Христианство, как мы уже говорили, имело свое понимание любви. Подобно тому, как в Советском Союзе высшей формой любви считалась «любовь» к Коммунистической партии, так и в Средневековье наивысшей формой добродетели была признана любовь к Богу, а все остальные формы глубокой привязанности подчинялись этой священной страсти. Христианство не смогло внести гармонию в отношения между духовными и плотскими потребностями человека, а только усугубило их. Запретами и обращением к страху перед наказанием свыше оно безуспешно пыталось изменить природу человека, однако лишь «загоняло» сексуальные желания в глубь психики и этими запретами разжигало их еще больше. С другой стороны, объект любви не столь уж принципиален — гораздо важнее само чувство, которое испытывает человек, его душевный подъем, эйфория, экстаз. Внимательно посмотрите на лицо святой Терезы на скульптуре Бернини, и вы поймете, что подобные переживания женщина может испытывать в момент близости с земным человеком.
Разделение высокого Духа и греховной, низменной Плоти, провозглашенное первыми апостолами, нашло отражение и в любви мужчины к женщине во времена Средневековья. Вполне земные и плотские отношения средневековых рыцарей к своим крестьянкам или женщинам легкого поведения стали противопоставляться возвышенной любви к Прекрасной Даме, где не было места сексу, но зато присутствовало почти религиозное преклонение. Уолтрауд Айерлэнд в книге «Куртуазная любовь» писал следующее о подобных отношениях: «Новое понимание выразилось в появлении куртуазной любви, или амор. Ее расцвет приходится на XI век с его крестовыми походами, организованными папством против ислама в Испании и на Среднем Востоке. Вслед за установлением связей с исламскими государствами в Южной Франции, а затем и Западной Европе возникла поэзия, прославляющая страстную любовь к женщине. Из королевства в королевство ее несли трубадуры и поэты.

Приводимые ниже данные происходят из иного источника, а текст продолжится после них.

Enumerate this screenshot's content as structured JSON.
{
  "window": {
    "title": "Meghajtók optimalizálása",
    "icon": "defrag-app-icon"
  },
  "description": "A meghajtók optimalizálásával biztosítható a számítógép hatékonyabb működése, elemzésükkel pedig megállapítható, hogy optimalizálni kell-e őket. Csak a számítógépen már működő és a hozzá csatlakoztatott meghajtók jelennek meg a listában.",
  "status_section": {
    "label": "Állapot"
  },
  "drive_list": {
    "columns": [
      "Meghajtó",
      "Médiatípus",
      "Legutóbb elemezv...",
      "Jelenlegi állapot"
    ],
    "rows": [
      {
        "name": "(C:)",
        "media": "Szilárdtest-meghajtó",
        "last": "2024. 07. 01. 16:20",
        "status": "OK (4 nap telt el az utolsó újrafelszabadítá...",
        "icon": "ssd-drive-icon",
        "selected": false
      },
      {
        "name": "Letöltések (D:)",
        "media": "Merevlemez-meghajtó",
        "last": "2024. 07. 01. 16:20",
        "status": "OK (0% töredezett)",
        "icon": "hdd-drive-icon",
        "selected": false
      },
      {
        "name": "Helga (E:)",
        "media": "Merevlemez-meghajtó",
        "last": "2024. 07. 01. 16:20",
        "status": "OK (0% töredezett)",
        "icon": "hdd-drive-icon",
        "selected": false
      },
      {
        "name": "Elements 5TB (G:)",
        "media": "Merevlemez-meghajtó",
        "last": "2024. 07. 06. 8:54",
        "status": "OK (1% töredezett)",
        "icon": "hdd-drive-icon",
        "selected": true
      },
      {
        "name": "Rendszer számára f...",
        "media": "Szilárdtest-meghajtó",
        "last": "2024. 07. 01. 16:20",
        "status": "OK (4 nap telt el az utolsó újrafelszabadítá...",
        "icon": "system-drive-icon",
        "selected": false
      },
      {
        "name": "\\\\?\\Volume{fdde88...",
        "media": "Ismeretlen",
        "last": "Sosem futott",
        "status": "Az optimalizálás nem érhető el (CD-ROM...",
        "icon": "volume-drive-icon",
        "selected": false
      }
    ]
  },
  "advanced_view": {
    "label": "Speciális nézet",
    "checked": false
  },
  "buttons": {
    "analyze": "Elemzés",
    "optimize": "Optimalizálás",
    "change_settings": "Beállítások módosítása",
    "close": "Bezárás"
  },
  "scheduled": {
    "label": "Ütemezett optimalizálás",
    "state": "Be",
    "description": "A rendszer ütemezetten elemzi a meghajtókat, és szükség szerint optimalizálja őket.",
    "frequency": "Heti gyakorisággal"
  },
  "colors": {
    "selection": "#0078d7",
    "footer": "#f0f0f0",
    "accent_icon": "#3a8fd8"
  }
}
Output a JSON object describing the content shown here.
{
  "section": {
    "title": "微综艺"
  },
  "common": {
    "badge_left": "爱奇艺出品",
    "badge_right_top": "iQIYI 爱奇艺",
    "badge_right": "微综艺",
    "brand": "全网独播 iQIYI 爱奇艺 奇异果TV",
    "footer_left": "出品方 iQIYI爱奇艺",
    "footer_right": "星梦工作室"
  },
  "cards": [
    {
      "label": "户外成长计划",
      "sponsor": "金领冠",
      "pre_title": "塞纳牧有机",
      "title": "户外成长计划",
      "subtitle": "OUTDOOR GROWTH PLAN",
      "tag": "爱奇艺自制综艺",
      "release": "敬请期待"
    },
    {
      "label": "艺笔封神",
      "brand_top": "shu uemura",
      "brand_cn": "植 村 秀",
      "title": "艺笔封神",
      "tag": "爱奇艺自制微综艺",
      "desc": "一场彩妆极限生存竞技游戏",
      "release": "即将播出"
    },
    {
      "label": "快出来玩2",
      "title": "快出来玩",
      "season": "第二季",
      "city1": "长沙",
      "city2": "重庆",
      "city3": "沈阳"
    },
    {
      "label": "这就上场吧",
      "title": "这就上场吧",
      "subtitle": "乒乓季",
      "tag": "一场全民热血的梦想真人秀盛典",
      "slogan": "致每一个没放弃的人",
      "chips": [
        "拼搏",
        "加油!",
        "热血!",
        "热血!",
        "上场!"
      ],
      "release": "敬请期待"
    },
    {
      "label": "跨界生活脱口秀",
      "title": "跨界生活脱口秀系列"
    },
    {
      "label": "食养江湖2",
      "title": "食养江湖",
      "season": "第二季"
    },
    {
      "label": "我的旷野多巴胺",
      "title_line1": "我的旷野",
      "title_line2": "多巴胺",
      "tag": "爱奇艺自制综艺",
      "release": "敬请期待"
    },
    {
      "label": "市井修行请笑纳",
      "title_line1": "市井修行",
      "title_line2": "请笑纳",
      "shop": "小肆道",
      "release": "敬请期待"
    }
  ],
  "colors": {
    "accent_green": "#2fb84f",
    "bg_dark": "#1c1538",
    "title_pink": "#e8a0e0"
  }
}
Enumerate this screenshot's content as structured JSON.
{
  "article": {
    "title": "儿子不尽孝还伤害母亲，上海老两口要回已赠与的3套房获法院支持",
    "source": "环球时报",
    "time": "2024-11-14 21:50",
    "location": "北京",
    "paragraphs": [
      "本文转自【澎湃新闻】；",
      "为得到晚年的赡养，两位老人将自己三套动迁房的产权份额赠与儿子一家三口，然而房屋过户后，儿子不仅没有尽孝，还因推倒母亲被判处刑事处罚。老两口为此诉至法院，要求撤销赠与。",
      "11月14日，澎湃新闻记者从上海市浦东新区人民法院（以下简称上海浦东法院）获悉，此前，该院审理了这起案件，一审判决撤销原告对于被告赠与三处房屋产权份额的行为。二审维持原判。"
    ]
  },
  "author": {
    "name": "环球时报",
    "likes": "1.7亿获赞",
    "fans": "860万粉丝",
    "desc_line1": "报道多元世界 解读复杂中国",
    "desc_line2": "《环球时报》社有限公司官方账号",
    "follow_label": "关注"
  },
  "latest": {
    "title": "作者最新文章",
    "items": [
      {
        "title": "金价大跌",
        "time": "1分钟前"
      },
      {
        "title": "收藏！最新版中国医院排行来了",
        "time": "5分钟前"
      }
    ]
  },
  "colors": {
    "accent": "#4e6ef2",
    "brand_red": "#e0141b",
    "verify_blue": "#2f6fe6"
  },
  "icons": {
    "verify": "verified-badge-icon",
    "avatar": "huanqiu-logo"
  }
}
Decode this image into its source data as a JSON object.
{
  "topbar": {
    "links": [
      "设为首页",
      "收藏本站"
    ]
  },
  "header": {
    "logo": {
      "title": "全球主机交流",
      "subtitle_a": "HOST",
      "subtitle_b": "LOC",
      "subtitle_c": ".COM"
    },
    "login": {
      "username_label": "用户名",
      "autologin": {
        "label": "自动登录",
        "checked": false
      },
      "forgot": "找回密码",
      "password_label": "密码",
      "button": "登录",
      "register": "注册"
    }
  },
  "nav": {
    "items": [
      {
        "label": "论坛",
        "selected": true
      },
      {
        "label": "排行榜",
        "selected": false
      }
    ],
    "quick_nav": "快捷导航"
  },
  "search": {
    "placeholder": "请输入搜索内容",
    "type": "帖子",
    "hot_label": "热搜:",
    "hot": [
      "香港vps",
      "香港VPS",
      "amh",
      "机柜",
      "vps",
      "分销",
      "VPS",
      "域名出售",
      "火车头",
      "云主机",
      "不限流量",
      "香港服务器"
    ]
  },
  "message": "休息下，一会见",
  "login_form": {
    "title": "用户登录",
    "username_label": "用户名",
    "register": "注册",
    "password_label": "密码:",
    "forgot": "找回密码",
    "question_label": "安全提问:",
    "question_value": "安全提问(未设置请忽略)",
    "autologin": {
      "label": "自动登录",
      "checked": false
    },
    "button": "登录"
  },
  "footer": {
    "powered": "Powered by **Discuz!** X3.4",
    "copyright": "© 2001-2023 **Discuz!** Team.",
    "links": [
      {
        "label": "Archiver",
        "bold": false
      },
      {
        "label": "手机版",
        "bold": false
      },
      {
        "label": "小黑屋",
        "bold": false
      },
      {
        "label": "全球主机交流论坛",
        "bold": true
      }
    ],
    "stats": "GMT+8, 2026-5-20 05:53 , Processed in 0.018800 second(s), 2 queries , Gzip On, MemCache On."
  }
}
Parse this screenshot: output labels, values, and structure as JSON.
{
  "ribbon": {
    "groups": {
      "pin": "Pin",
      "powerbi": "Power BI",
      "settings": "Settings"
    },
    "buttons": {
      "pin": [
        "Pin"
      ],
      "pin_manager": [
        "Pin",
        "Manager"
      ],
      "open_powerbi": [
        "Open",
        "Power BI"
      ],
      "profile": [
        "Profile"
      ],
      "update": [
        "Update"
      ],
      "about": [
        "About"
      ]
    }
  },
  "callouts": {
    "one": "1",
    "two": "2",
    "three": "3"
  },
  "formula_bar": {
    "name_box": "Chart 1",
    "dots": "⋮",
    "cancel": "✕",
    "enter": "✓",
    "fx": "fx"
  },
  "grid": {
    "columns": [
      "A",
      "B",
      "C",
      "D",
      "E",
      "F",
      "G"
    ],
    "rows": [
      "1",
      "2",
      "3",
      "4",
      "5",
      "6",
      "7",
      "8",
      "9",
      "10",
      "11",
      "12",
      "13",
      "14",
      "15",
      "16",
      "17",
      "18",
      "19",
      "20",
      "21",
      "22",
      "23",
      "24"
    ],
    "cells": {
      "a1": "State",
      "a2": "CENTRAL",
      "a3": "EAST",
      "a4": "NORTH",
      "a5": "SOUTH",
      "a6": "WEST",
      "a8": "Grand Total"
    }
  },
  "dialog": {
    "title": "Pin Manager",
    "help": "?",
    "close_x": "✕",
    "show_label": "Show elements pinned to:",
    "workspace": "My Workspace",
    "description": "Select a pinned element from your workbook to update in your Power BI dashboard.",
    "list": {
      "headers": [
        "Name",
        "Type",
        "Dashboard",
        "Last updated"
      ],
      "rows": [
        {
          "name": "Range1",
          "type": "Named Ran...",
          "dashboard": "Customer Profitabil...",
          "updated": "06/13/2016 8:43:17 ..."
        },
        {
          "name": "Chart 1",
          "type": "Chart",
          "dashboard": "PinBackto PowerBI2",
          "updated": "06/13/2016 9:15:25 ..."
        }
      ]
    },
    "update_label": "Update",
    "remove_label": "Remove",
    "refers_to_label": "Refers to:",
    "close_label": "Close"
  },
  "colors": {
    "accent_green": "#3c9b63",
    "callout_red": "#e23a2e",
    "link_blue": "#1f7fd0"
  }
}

В центре этого культа оказалась конкретная женщина, а предмет любви всегда тщательно выбирался влюбленным и не мог быть заменен никем другим. Чтобы стать достойной поклонения, женщине, в свою очередь, полагалось иметь мужа и быть недосягаемой. Куртуазную любовь часто осуждали за прославление супружеской измены и неуважение к браку. Однако супружеская измена вовсе не являлась целью куртуазной любви, ее сущность составляла свободно избранная и свободно дарованная любовь. В Средние века считалось, что такая любовь не доступна супругам, руководствовавшимся в своем поведении интересами продолжения рода и собственности, а также политическими амбициями.
Правила амор строятся на том, что рыцарь тайно поступает на службу к своей возлюбленной. Эта служба возвышает и облагораживает его: служа даме, рыцарь должен доказать свою доблесть. Он должен был вынести любые испытания, изобретенные его дамой. Обычно рыцарь доказывал свою доблесть на турнирах и поединках. Мучения, которым подвергал себя добивающийся расположения дамы рыцарь, зачастую приближались к самоистязанию кающегося грешника. Считалось, что каждое успешно пройденное испытание ведет к сближению влюбленных».
Следующий этап развития отношений между мужчиной и женщиной — галантная эпоха, которую лучше всего описал Мариан Филяр в книге с аналогичным названием: «Эта тенденция заметнее всего в XVIII веке, когда можно говорить о господстве эротизма в определенных кругах общества. Эротическая любовь составляла основное содержание жизни. Этот взгляд на мир, как проявление своеобразного упадка, должен был принести с собой эротоманию. Сто пятьдесят лет — между Тридцатилетней войной и Французской революцией — были «золотым веком» аристократической дворцовой галантности и великих королевских любовниц. Не существовало никаких ограничений полигамии и полиандрии при королевском дворе и во дворцах аристократов, а те, кто не предавался порокам, слыли чудаками и дикарями. Супружеская верность сделалась смешным пережитком, ее никто ни от кого не ждал. Это привело к небывалому возрастанию сексуальной свободы мужчин, а в отношении свободы женщин — просто к революции.
Считалось, что женщина создана действительно для любви, а не для того, чтобы доставлять удовольствие мужчине. У нее была собственная сексуальная жизнь, она имела право на активную роль, а не только на подчинение мужчине. Культ эротизма поставил ее в самый центр жизни, все вращалось вокруг нее. Но это не имело ничего общего со средневековым культом женщины, было гораздо естественнее, никто не стремился превращать любовные дела в драму. Не устраивал драм даже Петр I, застав очередных любовников в спальне своей жены Марты Скавронской (ее возведение на трон под именем Екатерины I вызвало небывалый скандал во всей Европе). Достойными продолжательницами той же традиции стали три следующие властительницы России: Анна, Елизавета и Екатерина II, — через спальни которых прошли целые полчища мужчин, и ни один из них не был оставлен без награды. Единственное, что не допускалось в этот галантный век — это гомосексуализм. Так, Людовик вмешался самым радикальным образом в известный версальский скандал с гомосексуальным «Клубом содомистов»…, а Фридриху Великому приходилось вообще скрывать свою извращенную склонность.